Admiral Himilco reached out and stayed the captain’s anger with a hand. Adonibaal was lost in rage and might kill the man. The barbarian had clearly been after the girl, but the crew must be shown what happens to anyone careless with fire.

“Chain him to the bench. He’ll learn proper respect for my ship tomorrow when he gets thirty strokes of the lash.”

Isis came to the galley and stood watching Sabrann from the doorway as the Gaesatae was led away. “You see?” he snarled. “Women are no good on a ship.”

“He wants to kill me.” Tears streamed down her face leaving sooty trails.

Isis shrugged his heavy shoulders. “It may be so, but you are alive and he is chained now. You sleep here tonight. Pray to your barbarian gods to protect you.”

She reached down and touched the knife strapped to her thigh. Tomorrow she would find Glas and warn him.

She crawled under the table, and cried herself to sleep, her hand on her knife.

ENGLAND

June 2006

 

FORDE ABBEY

Dorset

June 14, 2006

“Well, is she alive or not?” Lord Dorset’s public-school accent was clipped, penetrating, and an ever-present reminder he was born many steps above Conan Ryan on the social ladder.

Conan ignored him. Deliberately. He was tired of that imperial tone of voice. But that would soon change.

Lord Dorset sat like some exalted magistrate, behind his 18
th
century Chippendale desk. His hands formed a perfect triangle, lightly touching his chin, his arms resting on an Italian renaissance chair, carved and embellished with lion heads and florets. All priceless.

Conan’s anger flared. Damned if he would jump at his lordship’s crack of the whip. Not today. He picked up a particularly fine Roman seal sitting on Lord Dorset’s desk, turned the seal over and traced the owner’s mark on the bottom. It was an original, and he should know: he had dug it up. It would soon reside in the British Museum, proudly displayed as “on loan from the Earl of Dorset’s collection”

That name meant a lot.
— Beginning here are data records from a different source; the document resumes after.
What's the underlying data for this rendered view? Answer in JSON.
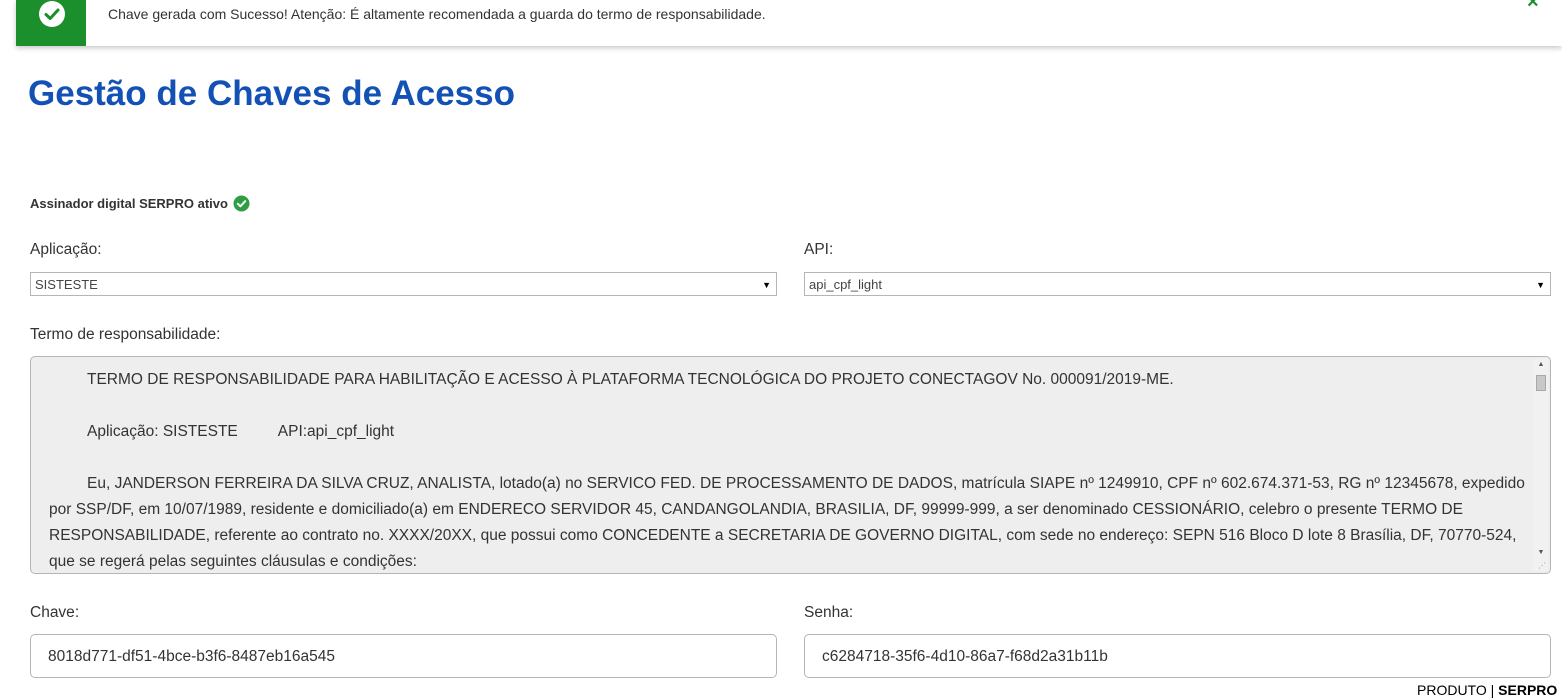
{
  "toast": {
    "message": "Chave gerada com Sucesso! Atenção: É altamente recomendada a guarda do termo de responsabilidade.",
    "close_label": "×",
    "color": "#1b8f2c"
  },
  "page": {
    "title": "Gestão de Chaves de Acesso",
    "title_color": "#1351b4"
  },
  "signer": {
    "status_text": "Assinador digital SERPRO ativo",
    "icon": "check-circle-icon"
  },
  "form": {
    "application": {
      "label": "Aplicação",
      "colon": ":",
      "selected": "SISTESTE"
    },
    "api": {
      "label": "API",
      "colon": ":",
      "selected": "api_cpf_light"
    },
    "terms": {
      "label": "Termo de responsabilidade",
      "colon": ":",
      "heading": "TERMO DE RESPONSABILIDADE PARA HABILITAÇÃO E ACESSO À PLATAFORMA TECNOLÓGICA DO PROJETO CONECTAGOV No. 000091/2019-ME.",
      "app_line": "Aplicação: SISTESTE",
      "api_line": "API:api_cpf_light",
      "body": "Eu, JANDERSON FERREIRA DA SILVA CRUZ, ANALISTA, lotado(a) no SERVICO FED. DE PROCESSAMENTO DE DADOS, matrícula SIAPE nº 1249910, CPF nº 602.674.371-53, RG nº 12345678, expedido por SSP/DF, em 10/07/1989, residente e domiciliado(a) em ENDERECO SERVIDOR 45, CANDANGOLANDIA, BRASILIA, DF, 99999-999, a ser denominado CESSIONÁRIO, celebro o presente TERMO DE RESPONSABILIDADE, referente ao contrato no. XXXX/20XX, que possui como CONCEDENTE a SECRETARIA DE GOVERNO DIGITAL, com sede no endereço: SEPN 516 Bloco D lote 8 Brasília, DF, 70770-524, que se regerá pelas seguintes cláusulas e condições:"
    },
    "key": {
      "label": "Chave",
      "colon": ":",
      "value": "8018d771-df51-4bce-b3f6-8487eb16a545"
    },
    "password": {
      "label": "Senha",
      "colon": ":",
      "value": "c6284718-35f6-4d10-86a7-f68d2a31b11b"
    }
  },
  "footer": {
    "product_label": "PRODUTO | ",
    "brand": "SERPRO"
  }
}
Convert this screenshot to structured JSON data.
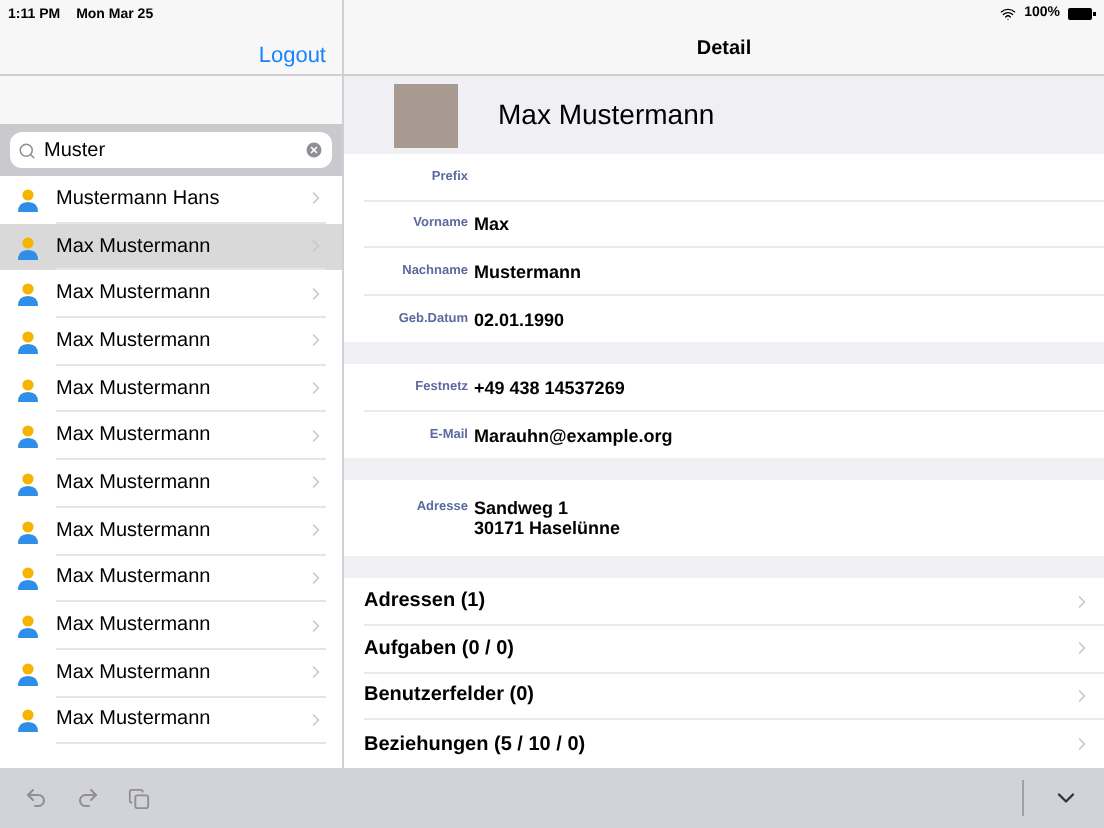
{
  "status_bar": {
    "time": "1:11 PM",
    "date": "Mon Mar 25",
    "battery": "100%"
  },
  "nav": {
    "logout": "Logout",
    "title": "Detail"
  },
  "search": {
    "value": "Muster"
  },
  "contacts": [
    {
      "name": "Mustermann Hans",
      "selected": false
    },
    {
      "name": "Max Mustermann",
      "selected": true
    },
    {
      "name": "Max Mustermann",
      "selected": false
    },
    {
      "name": "Max Mustermann",
      "selected": false
    },
    {
      "name": "Max Mustermann",
      "selected": false
    },
    {
      "name": "Max Mustermann",
      "selected": false
    },
    {
      "name": "Max Mustermann",
      "selected": false
    },
    {
      "name": "Max Mustermann",
      "selected": false
    },
    {
      "name": "Max Mustermann",
      "selected": false
    },
    {
      "name": "Max Mustermann",
      "selected": false
    },
    {
      "name": "Max Mustermann",
      "selected": false
    },
    {
      "name": "Max Mustermann",
      "selected": false
    }
  ],
  "detail": {
    "name": "Max Mustermann",
    "groups": [
      [
        {
          "label": "Prefix"
        },
        {
          "label": "Vorname",
          "value": "Max"
        },
        {
          "label": "Nachname",
          "value": "Mustermann"
        },
        {
          "label": "Geb.Datum",
          "value": "02.01.1990"
        }
      ],
      [
        {
          "label": "Festnetz",
          "value": "+49 438 14537269"
        },
        {
          "label": "E-Mail",
          "value": "Marauhn@example.org"
        }
      ],
      [
        {
          "label": "Adresse",
          "value": "Sandweg 1\n30171 Haselünne"
        }
      ]
    ],
    "links": [
      "Adressen (1)",
      "Aufgaben (0 / 0)",
      "Benutzerfelder (0)",
      "Beziehungen (5 / 10 / 0)"
    ]
  }
}
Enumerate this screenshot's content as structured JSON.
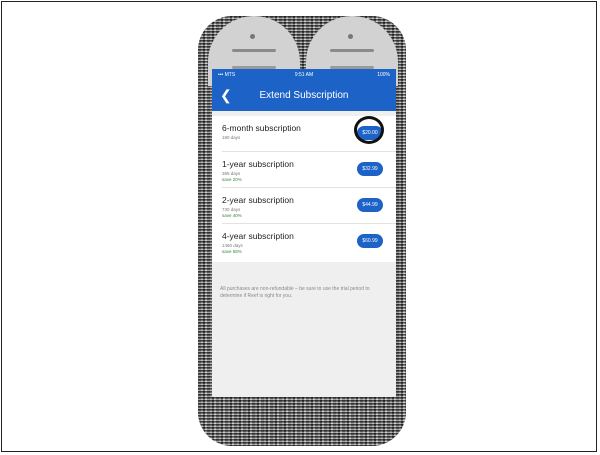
{
  "status_bar": {
    "carrier": "••• MTS",
    "time": "9:51 AM",
    "battery": "100%"
  },
  "nav": {
    "title": "Extend Subscription",
    "back_icon": "chevron-left-icon"
  },
  "subscriptions": [
    {
      "name": "6-month subscription",
      "days": "180 days",
      "save": "",
      "price": "$20.00"
    },
    {
      "name": "1-year subscription",
      "days": "365 days",
      "save": "save 20%",
      "price": "$32.99"
    },
    {
      "name": "2-year subscription",
      "days": "730 days",
      "save": "save 40%",
      "price": "$44.99"
    },
    {
      "name": "4-year subscription",
      "days": "1460 days",
      "save": "save 58%",
      "price": "$60.99"
    }
  ],
  "footer_note": "All purchases are non-refundable – be sure to use the trial period to determine if Reef is right for you.",
  "colors": {
    "accent": "#1d62c7",
    "save_green": "#2f8a3a"
  }
}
Charles Peregrine Sackville, Earl of Dorset, always had everything documented—provenance was everything in the rarefied world of ancient artifacts.

How he got that documentation was sometimes another matter. Providing a provenance to artifacts removed from their original context was a delicate business. Lord Dorset usually suggested one of a handful of university scholars whom they might call on to authenticate an artifact without a provenance and, if needed, run all the tests to build a rock-solid claim. Hungry for research money, they were willing to bend the rules and put their personal stamp and prestige on an artifact and declare it dated and authentic. A discreet donation to their most needy research project always ensured their continued cooperation.

That kind of professional approval determined how much money a sixteenth century garnet ring or a prehistoric iron dagger might bring on the antiquities underground market or even on the open market. It was highly profitable. A growing part of Lord Dorset’s collection was built around this kind of dubious authenticity; but he was above suspicion, for all his pieces had impenetrable provenances.

Conan moved away from the desk and looked out the window at the stunning fountain that towered over the garden by sixty feet. Excess was a daily part of his lordship’s life.